Los directivos de las tres principales empresas estadounidenses de inteligencia artificial –Sam Altman (OpenAI), Dario Amodei (Anthropic) y Elon Musk– han emitido un llamado conjunto para frenar el desarrollo de los sistemas de IA de frontera, señalando riesgos como la pérdida de control, su posible uso en bioterrorismo, ciberataques y una grave disrupción económica.

El comunicado de Amodei, titulado “Debemos pausar la Frontera”, subraya que la IA es una tecnología tan poderosa que sus peligros son serios. La iniciativa se alinea con una carta firmada por líderes de cien compañías tecnológicas que solicitan mayor implicación gubernamental.

En contraste, el expresidente Donald Trump y representantes republicanos, como el presidente de la Cámara de Representantes Mike Johnson, se oponen a cualquier moratoria, argumentando que una regulación retrasaría a EE. UU. frente a China en la carrera tecnológica.

Expertas como Beatriz Busaniche (Fundación Vía Libre) y Emilse Garzón (periodista de investigación) consideran que la amenaza existencial es utilizada como excusa para captar fondos estatales y posicionarse como actores clave en la futura normativa.

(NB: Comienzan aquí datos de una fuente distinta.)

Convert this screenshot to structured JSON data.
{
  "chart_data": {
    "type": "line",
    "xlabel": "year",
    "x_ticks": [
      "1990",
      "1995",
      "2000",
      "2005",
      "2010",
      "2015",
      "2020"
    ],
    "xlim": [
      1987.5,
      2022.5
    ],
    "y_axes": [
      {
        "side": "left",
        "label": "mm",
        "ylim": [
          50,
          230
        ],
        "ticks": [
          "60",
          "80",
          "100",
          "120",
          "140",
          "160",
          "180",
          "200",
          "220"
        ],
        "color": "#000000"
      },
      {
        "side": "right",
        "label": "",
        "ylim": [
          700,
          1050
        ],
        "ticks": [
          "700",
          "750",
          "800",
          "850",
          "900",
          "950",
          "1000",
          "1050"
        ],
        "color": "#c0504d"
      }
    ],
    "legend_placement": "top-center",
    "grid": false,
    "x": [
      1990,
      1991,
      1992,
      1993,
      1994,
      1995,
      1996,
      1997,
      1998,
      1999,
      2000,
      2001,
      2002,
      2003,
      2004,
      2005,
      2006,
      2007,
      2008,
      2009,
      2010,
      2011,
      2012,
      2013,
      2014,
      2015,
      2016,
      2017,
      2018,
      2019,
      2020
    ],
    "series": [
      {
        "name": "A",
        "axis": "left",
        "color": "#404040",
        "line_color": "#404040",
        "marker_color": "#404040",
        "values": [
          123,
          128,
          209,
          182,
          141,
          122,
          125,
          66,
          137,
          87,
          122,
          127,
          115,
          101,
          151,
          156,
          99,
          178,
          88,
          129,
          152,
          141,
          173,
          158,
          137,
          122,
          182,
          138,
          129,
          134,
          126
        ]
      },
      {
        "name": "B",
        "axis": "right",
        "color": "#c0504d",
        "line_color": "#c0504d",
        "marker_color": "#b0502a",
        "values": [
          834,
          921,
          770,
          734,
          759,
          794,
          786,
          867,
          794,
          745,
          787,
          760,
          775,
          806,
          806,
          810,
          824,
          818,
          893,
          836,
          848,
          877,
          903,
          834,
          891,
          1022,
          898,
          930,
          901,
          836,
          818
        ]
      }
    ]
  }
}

Señalan también que la IA enfrenta un problema sistémico de escasez de capacidad de cómputo, lo que obliga a buscar financiamiento público.

Según la analista Natalia Zuazo, la decisión de OpenAI de posponer su salida a bolsa en septiembre responde más a intereses financieros que a consideraciones éticas, pues una oferta pública implicaría mayor transparencia y rendición de cuentas.

El debate muestra una intersección entre la geopolítica –la rivalidad con China– y la búsqueda de marcos regulatorios que, según los críticos, podrían favorecer a los grandes jugadores del sector al permitirles influir en la elaboración de las normas.